Are We Ready for a Woman President?

When Barack Obama was elected the first black (actually black and white) President it was considered a milestone for a nation that has a long history of virulent racism.  Whether you agreed with his politics or not, you could surely feel a sense of pride that most voters were colorblind when they made their selection for Chief Executive in 2008.  Yes, I know that about 98% of blacks voted for Obama, but, considering the history of subservience to whites, I don't think any fair-minded person could have expected less.

Now that we have shown how open-minded we are about race relations, maybe it's time to do the same with gender relations.  Hillary Clinton came close in 2008, but no woman has yet to be nominated for president by a major political party.  Two women have had a chance to be vice president, but it wasn't enough to push the head of the ticket across the finish line.  It wouldn't be accurate to say that women have been subservient in this country, but I'm certain it can be said that they don't have the same image as men when it comes to leadership.  Perhaps that's why, with more than half the population made up of the "fairer sex," women have not been able to reach that pinnacle of political power on Pennsylvania Avenue.

There's an interesting dynamic at play here.  Before Obama's election, few blacks had been taken seriously as presidential timber.  However, once that hurdle had been achieved, several others are being considered for the top job.  It reminds me of the story about trained fleas.  An experiment was conducted in which fleas were caught and placed in an open jar.  Now, fleas are quite capable of jumping great distances for their size, hence, as long as the jar was open they were having no trouble jumping out.  Then a lid was place on the jar.  For a period of time one could hear the sound of fleas trying to jump out, but hitting the lid and retreating.  Soon, the sound stopped and the fleas were jumping just below the level of the lid, so as not to hit against it. When the lid was removed the "trained" fleas no longer tried to jump high enough to get out.

People are often like fleas in that they don't try to succeed past a point where they have been trained to stop.  Feminists have coined the phrase "glass ceiling" indicating an unbreachable barrier that keeps women and minorities from reaching the upper rungs of the corporate ladder.  

It's my contention that women will continue to face perceptual roadblocks in the presidential area of politics until one of them becomes the role model for others to follow.  Currently, Sarah Palin and Michele Bachmann have popular support for 2012.  My choice is Palin because she has demonstrated her executive ability as Governor of Alaska and was the most exciting candidate in the election of 2008.

Although she hasn't decided if she'll run next year, we constantly hear that she has too much baggage.  What baggage?  Anyone who knows anything about her record in Alaska would have to admit that she exhibited all the traits that make up the building blocks of leadership.  Her rise to prominence is well-known and doesn't need to be restated in its entirety here.  Suffice to say that she took on a corrupt system within her own political party and rose to the governorship after throwing the bums out of office.  Certainly, a résumé like that should be viewed as the perfect recipe for a country in need of a moral renaissance.  Aha, therein lies the problem!  How many in this country want to return to the days when politicians weren't sending their nude photos on the Internet, fathering children with their housemaids, or having sex with interns in the Oval Office?

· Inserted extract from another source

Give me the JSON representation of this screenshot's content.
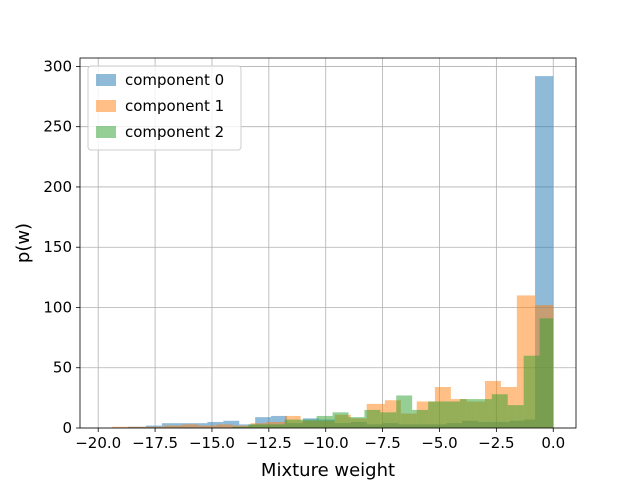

I suspect that all decent people want to go back to a time when their children had better role models than Weiner, Schwarzenegger, and Clinton.  The culture shift in the last few decades is more than mildly alarming; it is downright frightening!  Every aspect of our lives has eroded.  From education to entertainment to politics; we have seen a value system that was once the envy of the world, slowly, insidiously corrupted by a philosophical framework that is inimical to any concept of a great nation.  Today, we have a country whose people have almost given up on the idea that morality has value.

What has all this to do with Sarah Palin?  She's a threat to those who have become addicted to the titillation of a callous and uninhibited lifestyle, free from compunction or responsibility.  She represents the wholesome values and patriotic spirit that have been all but lost in the violent maelstrom of social and political engineering that has distorted our sense of right and wrong.  No flea is she; Sarah's the iconoclast that breaks glass ceilings and shatters the lids on jars.